Among ethnographic customs the archaic and exclusively Serbian custom of “Krsna Slava”, festivity in honor of a Patron Saint, observed even today in spite of decades of Communist oppression of spirituality in general and the Christians in particular, serves as a certain marker of Serbian ancestry of a great number of “Macedonians” of South Slavic type, chiefly in northern and western Povardarje regions.

The legacy of decades of Marxist-Titoist concept of social organization in the Ex-Yugoslav republic and the post-1992 process of symbolic De-Slavization of the “Macedonian” identity in FYROM proved as an obstacle to consolidation of the Serbian identity at local level. The name “Macedonia” for a region belonging to the ancient regions of Paeonia and Dardania substituted the geographic name (southern) Serbia from the north of the country. Scholarship about the Serbian language, folklore and ethnology became non-existent due to the acquired reorientation of the public discourse towards building a fictional “Macedonian” identity rooted in classical antiquity. The presence of ethnic Serbs in FYROM, which numbers over 180. 000 people, mostly undeclared as such due to social pressure, was acknowledged by the constitution of the young Balkan nation only in 2002.

Pressure towards Serbs in FYROM continues as an unofficial policy and as folkoristic phenomena according to which they are mixture of “colonists” from Serbia and other areas of former Yugoslavia on one hand and “srbomani”, I. e. “Macedonians” or Bulgarians – depending on the perspective – which converted into Serbianism and are, by implication, traitors from the “Macedonian” collective guided by opportunism. Such stigmatization is part of a broader policy of homogenization of the entities characterized by Orthodox Christian affinity, including Greeks, Greek-Vlachs and conscious Bulgarians, under the banner of Pseudomacedonian ideology.

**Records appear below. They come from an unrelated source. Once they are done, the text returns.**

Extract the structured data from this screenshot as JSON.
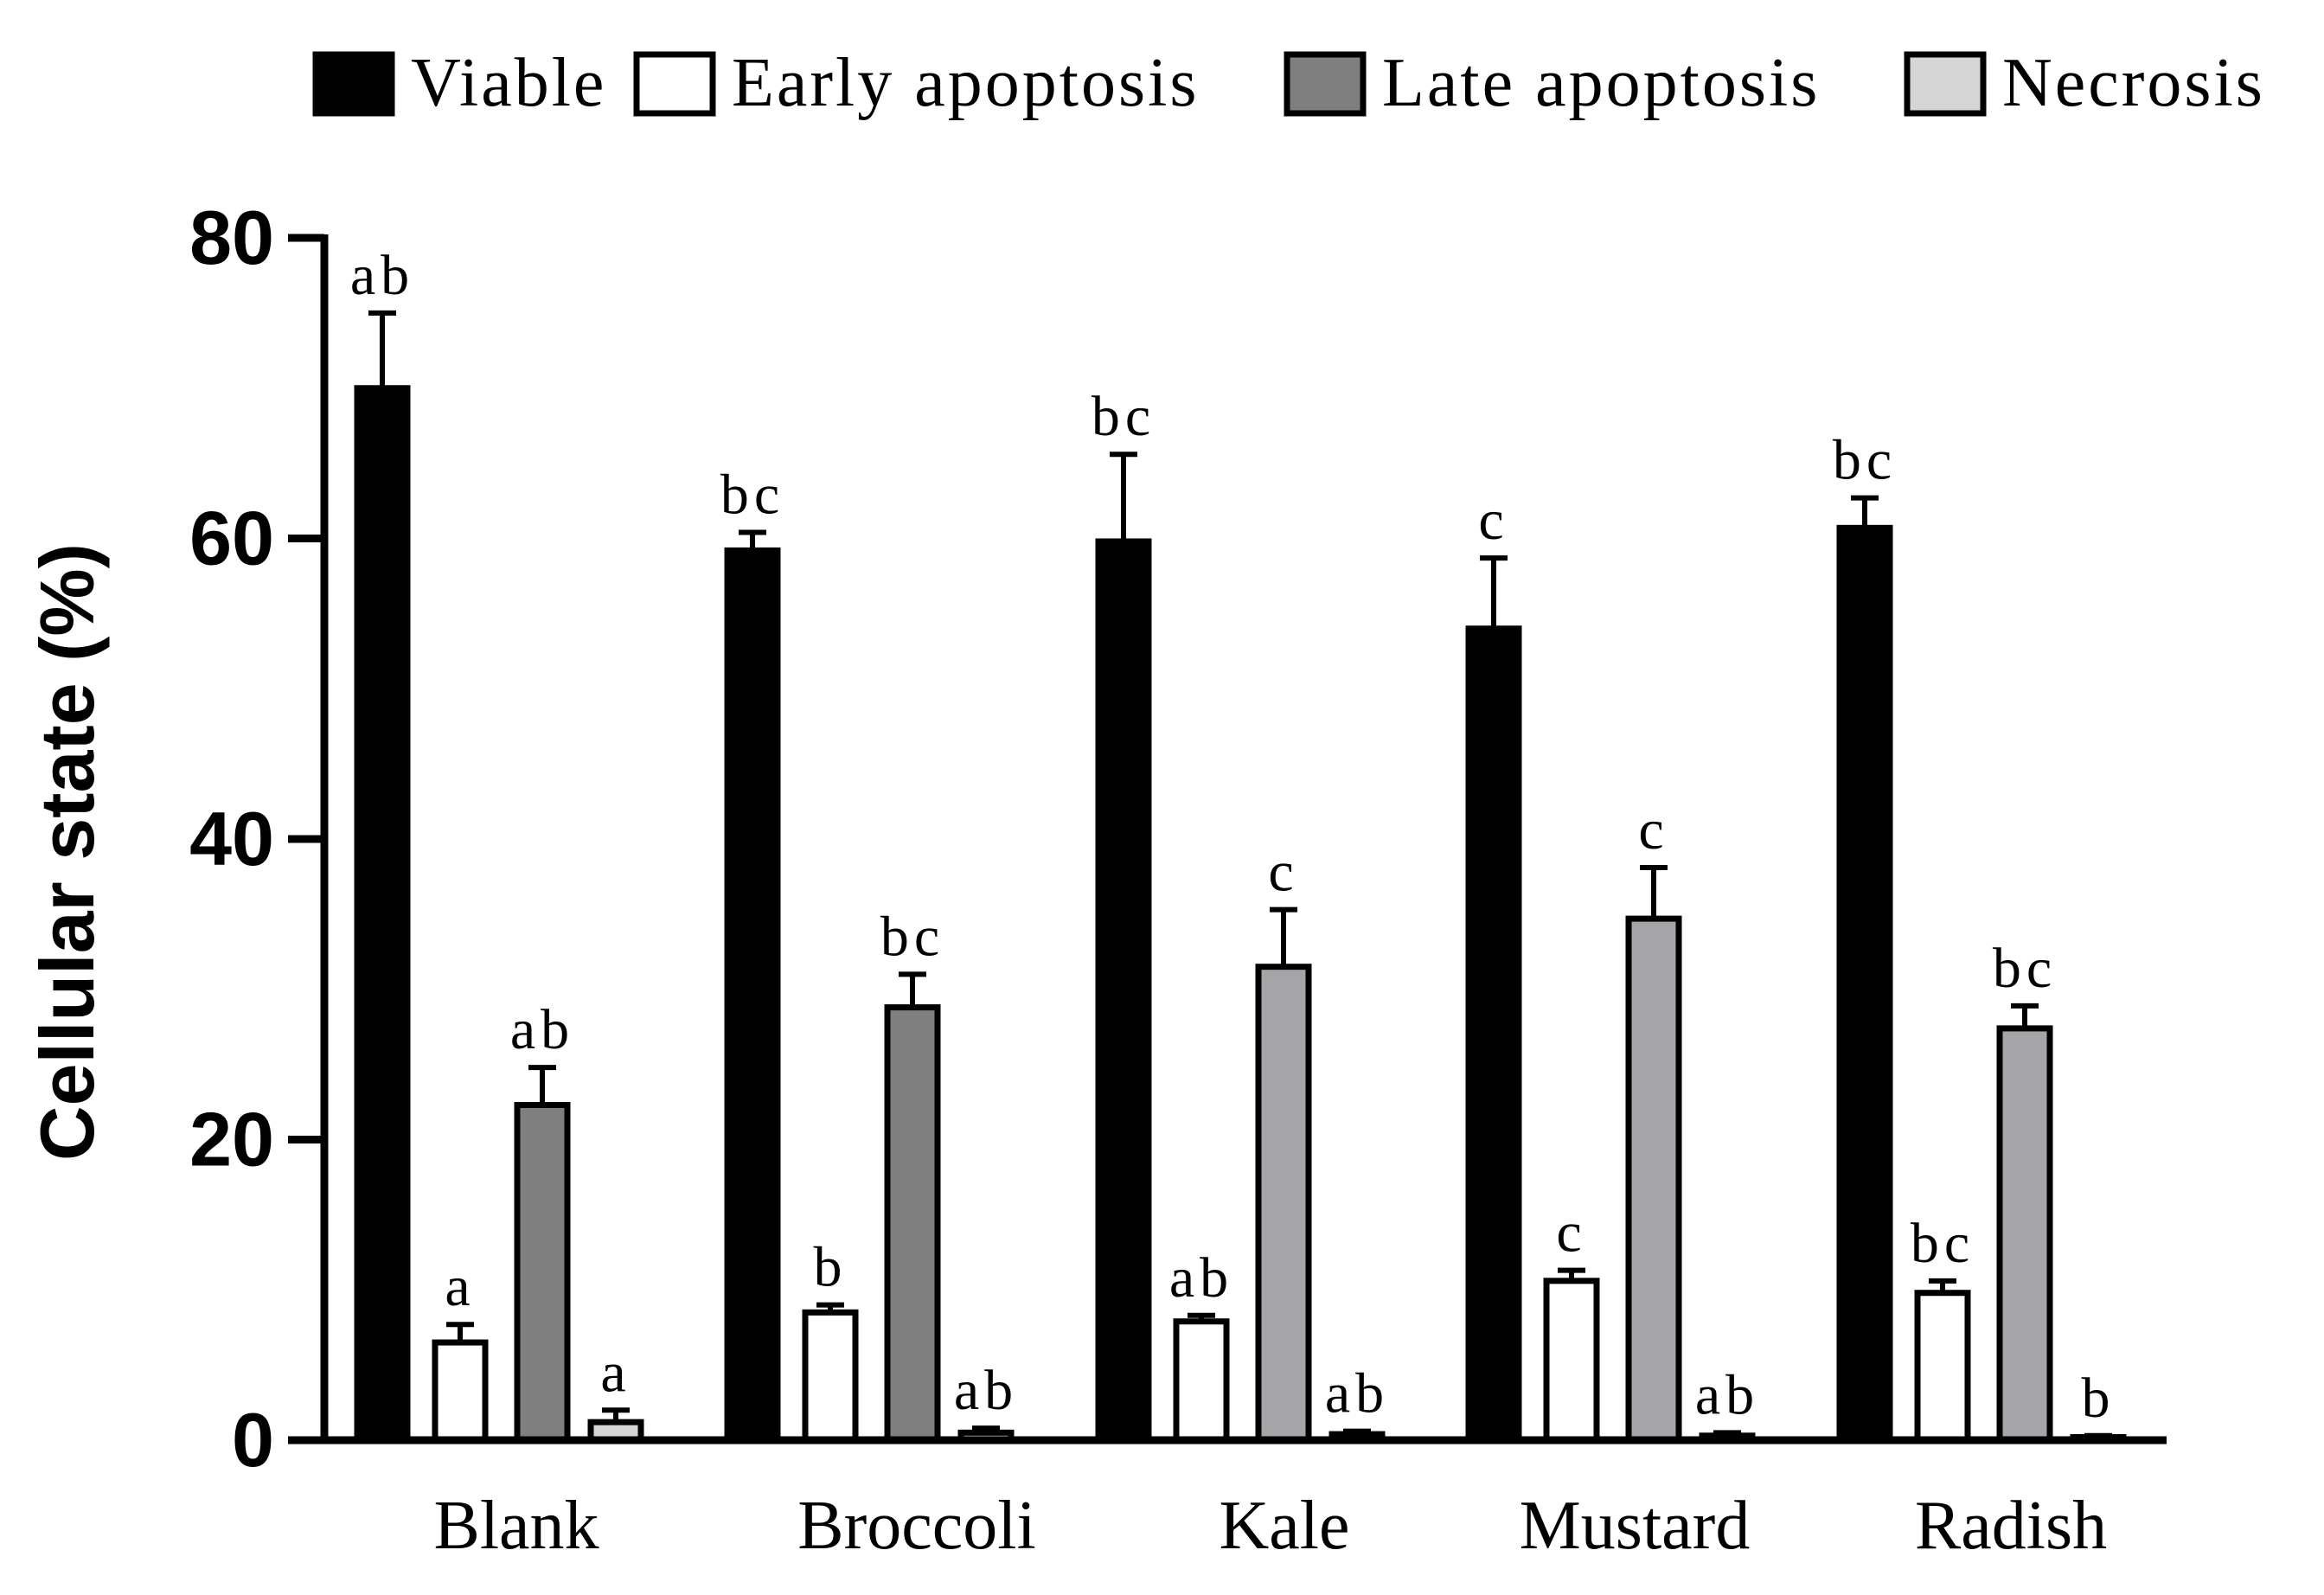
{
  "chart_data": {
    "type": "bar",
    "title": "",
    "xlabel": "",
    "ylabel": "Cellular state (%)",
    "ylim": [
      0,
      80
    ],
    "yticks": [
      0,
      20,
      40,
      60,
      80
    ],
    "categories": [
      "Blank",
      "Broccoli",
      "Kale",
      "Mustard",
      "Radish"
    ],
    "legend_position": "top",
    "series": [
      {
        "name": "Viable",
        "fill": "#000000",
        "values": [
          70,
          59.2,
          59.8,
          54,
          60.7
        ],
        "errors": [
          5,
          1.2,
          5.8,
          4.7,
          2
        ],
        "letters": [
          "ab",
          "bc",
          "bc",
          "c",
          "bc"
        ]
      },
      {
        "name": "Early apoptosis",
        "fill": "#ffffff",
        "values": [
          6.5,
          8.5,
          7.9,
          10.6,
          9.8
        ],
        "errors": [
          1.2,
          0.5,
          0.4,
          0.7,
          0.8
        ],
        "letters": [
          "a",
          "b",
          "ab",
          "c",
          "bc"
        ]
      },
      {
        "name": "Late apoptosis",
        "fill": "#7f7f7f",
        "fills": [
          "#7f7f7f",
          "#7f7f7f",
          "#a5a5a7",
          "#a5a5a7",
          "#a5a5a7"
        ],
        "values": [
          22.3,
          28.8,
          31.5,
          34.7,
          27.4
        ],
        "errors": [
          2.5,
          2.2,
          3.8,
          3.4,
          1.5
        ],
        "letters": [
          "ab",
          "bc",
          "c",
          "c",
          "bc"
        ]
      },
      {
        "name": "Necrosis",
        "fill": "#d6d6d6",
        "values": [
          1.2,
          0.5,
          0.4,
          0.3,
          0.2
        ],
        "errors": [
          0.8,
          0.3,
          0.2,
          0.2,
          0.1
        ],
        "letters": [
          "a",
          "ab",
          "ab",
          "ab",
          "b"
        ]
      }
    ]
  }
}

It remains to be seen are Serbs in FYROM going to prevail the local atmosphere of quiet dehumanization and “Macedonisation” in light of the phlegmatic attitude of Serbia with regard to cultural sponsorship of Serbian communities abroad. Modest successes regarding ethnic preservation and creation of ethnic metaphysical values after the change of the FYROMian constitution are encouraging signs, but complete revitalization of the local Serbian national culture can be achieved only in opposition to “Macedonizing” trends and creation of political appeal against national defeatism and fatalism.